I also have an aftermarket temp gauge that works attached to the dash, but I want to remove it and go back to original.
Thanks in advance
Pin 3 has constant power FYI
bj40green said:Hi boga, if that's your name,
Constant power on pin3 is OK.
There is a bit technology involved here. It's not "goes in, comes out". The FUEL gauge has a build in Voltage Regulator and we (you) have to figure out if that VR still works.
I need more info then "no power" on pin4.
All your gauges must be hooked up for this test.
Please give me all the readings. Fill in in the dotted lines.
pin1 = ground
pin2 = .....
pin3 = 12V
pin4 = .....
pin5 = .....
output to TEMP gauge = .....
Rudi
I buy them at the car electric shops. They are pretty universal but watch out. There are several look-a-like models (ask me how I know). The difference is sometimes minimal but don't fit.
Bring your cluster or just the PCB to the shop for test fitting.
Rudi
Thanks Rudi
Ok I will bite................. There are several look-a-like models (ask me how I know).
How do you know?
Hi boga, if that's your name,
Constant power on pin3 is OK.
There is a bit technology involved here. It's not "goes in, comes out". The FUEL gauge has a build in Voltage Regulator and we (you) have to figure out if that VR still works.
I need more info then "no power" on pin4.
All your gauges must be hooked up for this test.
Please give me all the readings. Fill in in the dotted lines.
pin1 = ground
pin2 = .....
pin3 = 12V
pin4 = .....
pin5 = .....
output to TEMP gauge = .....
Rudi
Rudi
Eric Here,
pin1 = ground
pin2 = 12v
pin3 = 12V
pin4 = no reading
pin5 = no reading
output to TEMP gauge = no reading
My main goal is to get the fuel gauge to work. My odometer does not work and fuel gauge dont work so i am constantly guessing on the fuel usage and need for refill.
Thanks
bj40green said:Hi Eric,
Those readings doesn't look good, I'm sorry to say.

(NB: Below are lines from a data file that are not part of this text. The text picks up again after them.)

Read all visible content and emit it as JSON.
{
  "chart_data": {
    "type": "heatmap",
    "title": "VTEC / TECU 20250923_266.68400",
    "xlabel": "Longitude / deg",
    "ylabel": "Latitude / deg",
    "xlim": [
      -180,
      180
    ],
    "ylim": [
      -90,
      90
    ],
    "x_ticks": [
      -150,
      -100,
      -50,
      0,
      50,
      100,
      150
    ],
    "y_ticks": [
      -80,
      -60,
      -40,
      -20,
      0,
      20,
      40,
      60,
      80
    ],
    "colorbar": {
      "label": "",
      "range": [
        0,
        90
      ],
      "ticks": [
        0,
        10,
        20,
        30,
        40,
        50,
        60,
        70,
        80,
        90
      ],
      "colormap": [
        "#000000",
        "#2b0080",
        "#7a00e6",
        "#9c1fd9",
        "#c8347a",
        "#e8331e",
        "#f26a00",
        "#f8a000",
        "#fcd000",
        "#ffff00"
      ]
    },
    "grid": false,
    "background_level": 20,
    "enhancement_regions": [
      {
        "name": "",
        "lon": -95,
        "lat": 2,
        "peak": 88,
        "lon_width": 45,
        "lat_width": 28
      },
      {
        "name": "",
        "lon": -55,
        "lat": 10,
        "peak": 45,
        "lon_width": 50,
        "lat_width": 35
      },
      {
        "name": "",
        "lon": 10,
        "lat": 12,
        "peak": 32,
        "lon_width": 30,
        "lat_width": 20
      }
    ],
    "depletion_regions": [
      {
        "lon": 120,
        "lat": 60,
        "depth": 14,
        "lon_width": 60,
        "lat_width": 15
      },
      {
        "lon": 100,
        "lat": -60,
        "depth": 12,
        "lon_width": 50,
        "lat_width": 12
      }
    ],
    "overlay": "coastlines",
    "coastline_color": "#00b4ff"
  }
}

It looks like you have 2 problems.
The first one is the OIL circuit and the second one is the Voltage Regulator from the FUEL gauge that isn't working.

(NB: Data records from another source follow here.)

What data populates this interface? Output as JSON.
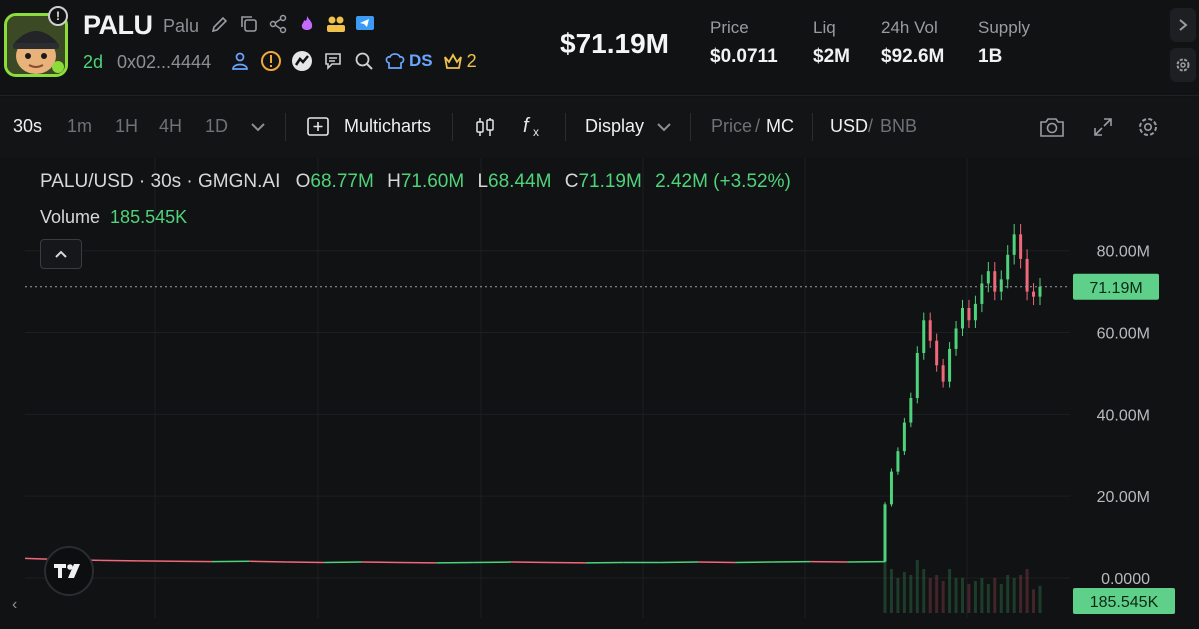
{
  "header": {
    "symbol": "PALU",
    "name": "Palu",
    "age": "2d",
    "address": "0x02...4444",
    "ds_label": "DS",
    "crown_count": "2",
    "market_cap": "$71.19M",
    "stats": [
      {
        "label": "Price",
        "value": "$0.0711"
      },
      {
        "label": "Liq",
        "value": "$2M"
      },
      {
        "label": "24h Vol",
        "value": "$92.6M"
      },
      {
        "label": "Supply",
        "value": "1B"
      }
    ]
  },
  "toolbar": {
    "intervals": [
      "30s",
      "1m",
      "1H",
      "4H",
      "1D"
    ],
    "active_interval": "30s",
    "multicharts_label": "Multicharts",
    "display_label": "Display",
    "price_label": "Price",
    "mc_label": "MC",
    "usd_label": "USD",
    "bnb_label": "BNB"
  },
  "legend": {
    "pair": "PALU/USD · 30s · GMGN.AI",
    "o_label": "O",
    "o_value": "68.77M",
    "h_label": "H",
    "h_value": "71.60M",
    "l_label": "L",
    "l_value": "68.44M",
    "c_label": "C",
    "c_value": "71.19M",
    "change": "2.42M (+3.52%)",
    "volume_label": "Volume",
    "volume_value": "185.545K"
  },
  "colors": {
    "up": "#4fd37a",
    "down": "#f0697a",
    "price_tag": "#5fd08a",
    "accent_blue": "#6aa5ff"
  },
  "chart_data": {
    "type": "candlestick",
    "y_unit": "market cap (USD)",
    "ylim": [
      0,
      88000000
    ],
    "y_ticks": [
      "80.00M",
      "60.00M",
      "40.00M",
      "20.00M",
      "0.0000"
    ],
    "current_price_label": "71.19M",
    "current_volume_label": "185.545K",
    "current_value": 71190000,
    "series": [
      {
        "name": "Market cap",
        "values": [
          4800000,
          4500000,
          4300000,
          4200000,
          4100000,
          4000000,
          4100000,
          3900000,
          3800000,
          3900000,
          3800000,
          3700000,
          3800000,
          3900000,
          3800000,
          3700000,
          3800000,
          3800000,
          3900000,
          3800000,
          3900000,
          4000000,
          3900000,
          4000000,
          18000000,
          26000000,
          31000000,
          38000000,
          44000000,
          55000000,
          63000000,
          58000000,
          52000000,
          48000000,
          56000000,
          61000000,
          66000000,
          63000000,
          67000000,
          72000000,
          75000000,
          70000000,
          73000000,
          79000000,
          84000000,
          78000000,
          70000000,
          68770000,
          71190000
        ]
      }
    ]
  }
}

Pin2 = to OIL sender and should read 5V. You say 12V which means that the gauge is OK but the circuit is open.
Possibilities are: broken wire to sender, sender not connected, faulty sender.
Pin4 = to FUEL sender and should read +/- 6V intermittent. You say no reading which means that the internal Voltge Regulator inside the FUEL gauge is defective.

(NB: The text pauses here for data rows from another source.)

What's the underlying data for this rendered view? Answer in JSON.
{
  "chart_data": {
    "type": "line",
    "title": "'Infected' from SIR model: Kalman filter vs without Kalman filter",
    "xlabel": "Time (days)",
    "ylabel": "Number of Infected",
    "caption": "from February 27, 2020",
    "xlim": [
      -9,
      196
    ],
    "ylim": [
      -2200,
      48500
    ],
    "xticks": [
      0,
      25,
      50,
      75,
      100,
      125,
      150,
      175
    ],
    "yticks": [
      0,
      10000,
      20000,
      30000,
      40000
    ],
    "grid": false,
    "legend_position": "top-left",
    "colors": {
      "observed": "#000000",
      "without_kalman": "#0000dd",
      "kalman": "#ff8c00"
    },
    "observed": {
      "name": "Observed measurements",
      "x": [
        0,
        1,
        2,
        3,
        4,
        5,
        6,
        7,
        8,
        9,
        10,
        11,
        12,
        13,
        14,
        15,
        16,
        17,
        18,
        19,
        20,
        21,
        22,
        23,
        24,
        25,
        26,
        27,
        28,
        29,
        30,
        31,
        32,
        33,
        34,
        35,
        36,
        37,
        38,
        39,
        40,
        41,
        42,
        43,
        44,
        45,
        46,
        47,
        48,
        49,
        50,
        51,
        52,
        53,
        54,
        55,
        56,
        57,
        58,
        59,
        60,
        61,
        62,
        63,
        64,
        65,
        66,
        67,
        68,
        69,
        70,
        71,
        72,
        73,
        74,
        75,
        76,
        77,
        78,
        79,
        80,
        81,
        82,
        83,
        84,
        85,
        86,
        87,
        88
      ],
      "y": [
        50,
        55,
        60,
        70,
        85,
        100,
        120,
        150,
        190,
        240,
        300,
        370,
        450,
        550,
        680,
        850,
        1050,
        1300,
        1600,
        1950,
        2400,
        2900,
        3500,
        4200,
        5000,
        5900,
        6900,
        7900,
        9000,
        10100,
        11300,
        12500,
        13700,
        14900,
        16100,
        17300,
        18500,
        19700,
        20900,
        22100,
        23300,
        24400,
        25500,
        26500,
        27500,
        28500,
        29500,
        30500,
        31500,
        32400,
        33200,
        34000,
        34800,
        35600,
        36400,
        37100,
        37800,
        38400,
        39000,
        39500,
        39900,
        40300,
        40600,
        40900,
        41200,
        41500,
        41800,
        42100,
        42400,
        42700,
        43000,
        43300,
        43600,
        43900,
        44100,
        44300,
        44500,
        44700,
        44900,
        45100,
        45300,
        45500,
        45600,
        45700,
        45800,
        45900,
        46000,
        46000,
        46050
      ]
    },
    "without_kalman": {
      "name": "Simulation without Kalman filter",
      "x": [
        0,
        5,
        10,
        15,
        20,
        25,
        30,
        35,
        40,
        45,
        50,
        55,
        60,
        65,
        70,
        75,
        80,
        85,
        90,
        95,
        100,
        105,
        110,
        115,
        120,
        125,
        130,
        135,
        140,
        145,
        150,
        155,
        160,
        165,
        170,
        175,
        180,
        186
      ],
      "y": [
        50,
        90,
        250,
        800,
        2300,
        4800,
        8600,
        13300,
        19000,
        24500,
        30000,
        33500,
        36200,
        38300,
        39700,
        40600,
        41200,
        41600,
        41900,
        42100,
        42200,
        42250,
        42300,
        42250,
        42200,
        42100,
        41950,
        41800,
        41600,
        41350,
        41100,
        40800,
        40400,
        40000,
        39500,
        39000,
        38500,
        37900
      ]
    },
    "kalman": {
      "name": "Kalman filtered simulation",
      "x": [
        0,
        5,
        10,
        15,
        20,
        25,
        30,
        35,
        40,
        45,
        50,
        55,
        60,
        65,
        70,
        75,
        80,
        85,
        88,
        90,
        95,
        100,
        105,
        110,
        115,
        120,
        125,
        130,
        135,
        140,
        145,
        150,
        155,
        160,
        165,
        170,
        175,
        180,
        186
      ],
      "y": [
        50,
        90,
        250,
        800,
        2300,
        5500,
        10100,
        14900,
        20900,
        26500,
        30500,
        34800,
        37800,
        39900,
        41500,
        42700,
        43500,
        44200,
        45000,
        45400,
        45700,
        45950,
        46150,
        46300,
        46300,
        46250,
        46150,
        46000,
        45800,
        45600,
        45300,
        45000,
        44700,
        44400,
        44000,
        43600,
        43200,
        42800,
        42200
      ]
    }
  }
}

Pin5 = to TEMP sender. Here we have 2 options why it doesn't works but because this gauge is fed from the FUEL Voltage Regulator we save this one for later.
I don't know your electrical skills and ability to work with really tiny parts and a solder iron but if you want we can dive deeper into that Fuel gauge and see what is defective.
For the FUEL gauge; The easy way to fix this is get another one.
Another option is to buy an external FUEL meter and sender for under the dash.
Third option is to replace the mechanical VR for an electronic (LM7807) VR. The costs are less than 1$ but you need some skills to modify the Fuel gauge for this.
For the OIL gauge you have to trace where the problem is. The wiring or the sender.
Hope this helps a bit,
Rudi
Just thought that i would let you guys know that Toyota Australis still keeps 34 Year old spare parts available over the counterbj40green said:I buy them at the car electric shops. They are pretty universal but watch out. There are several look-a-like models (ask me how I know). The difference is sometimes minimal but don't fit.
Bring your cluster or just the PCB to the shop for test fitting.